We’ve clarified that the the Standard Contractual Clauses (‘SCCs’) in Annex 3 of the DPA act as the primary transfer mechanism for data transfers to HubSpot Inc. Privacy Shield is also available as a backup in the event that the SCCs are invalidated in the future.

We've added a new section to the HubSpot DPA called 'Additional Obligations for California Personal Information' which calls out our CCPA obligations. These terms will only apply to customers who process Personal Information subject to the CCPA.

We recognize that our customers’ affiliates may also use our subscription services and may be a data controller under European data protection laws.
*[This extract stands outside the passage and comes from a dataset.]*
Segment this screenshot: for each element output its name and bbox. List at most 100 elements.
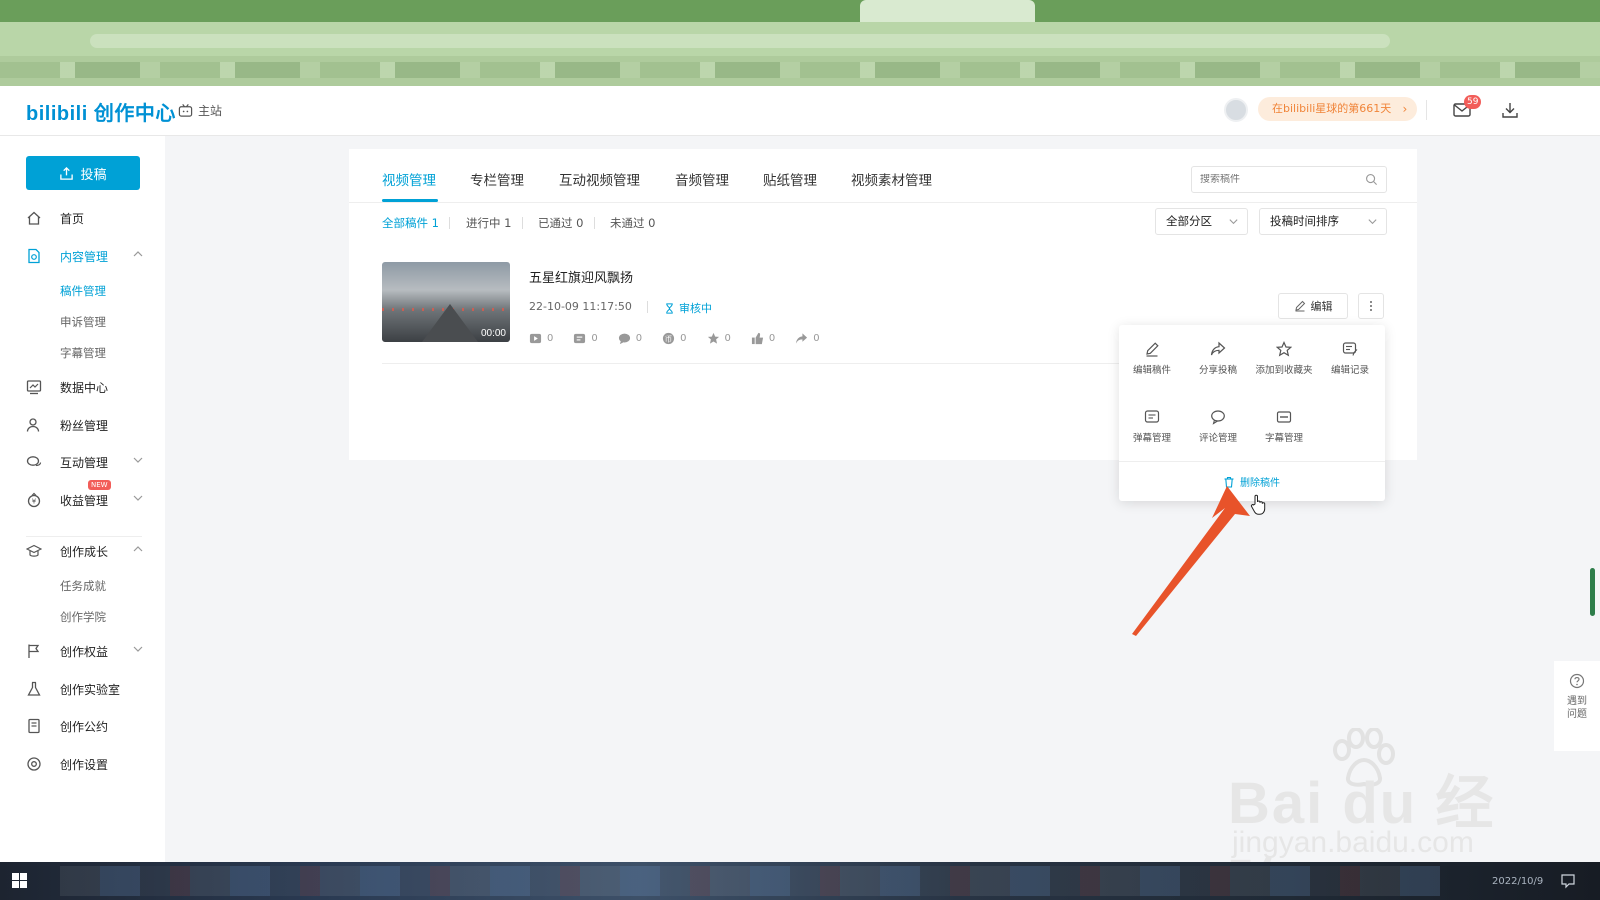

We have extended our DPA to cover Customer Affiliates where personal data is transferred in their use of the subscription services.

We’d also like to flag that we’ve reorganized our DPA as a result of the above mentioned changes and made it easier to navigate. Our ‘Details of Processing’ section has been moved to Annex 1. Our ‘Security Measures’ section has been consolidated into Annex 2 of the DPA. 

Finally, we’ve also made some drafting clean-ups, clarifications, and formatting improvements to our DPA. As a result our terms should more clearly describe the intent of the terms and be easier to review.

Acceptable Use Policy Updates

We’ve updated our Acceptable Use Policy (a.k.a. the ‘AUP’) such that use of the HubSpot services to engage, promote, facilitate, or instruct others to engage in illegal activity is now restricted. 

We’ve also restricted use of our services in order to promote, encourage or facilitate hate speech, violence or discrimination based on race, color, religion or creed, national origin or ancestry, sex, age, physical or mental disability, veteran status, genetic information, and/or citizenship.